What is a little more worrying is that it highlights my very desperate need for breast pads and my very chronic lack thereof because well, the bounty bag only gives you one sample. and man, there’s hardly room in my bra for my boobs at the moment, so fitting the boob equivalent of a sanitary pad (and I’m not talking slimline either) in there as well is really a bit of a pipedream.

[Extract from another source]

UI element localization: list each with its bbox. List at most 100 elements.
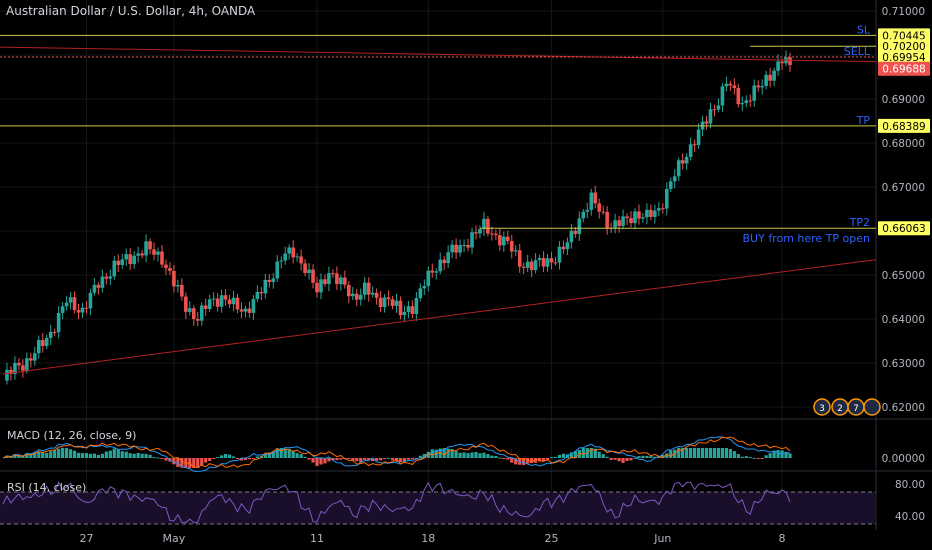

But what is most worrying of all, is that as the boob leaks and leaks it leaks through everything and well, quite frankly, I’m beyond caring. That’s right people, tonight, I took my child to the age-inappropriate school disco in a boob milk leakage stained t-shirt. I’ve also gone shopping in such a shirt, dropped children to school in such a shirt (and picked them up several hours later in same said shirt). Then, tonight, had some stains added to during the whole hideous little girl squealing fiasco. Sure, the New Recruit was there to sort of cover it up, but really, combined with the hairiest legs known to mankind (I’m rivalling a Nimbin Feral. Trully) and the daggiest sort of cargo pants that are actually made of tracksuit material (they are Bonds if that makes it any better) I think Felix was quietly happy I sat outside, away from the general populace.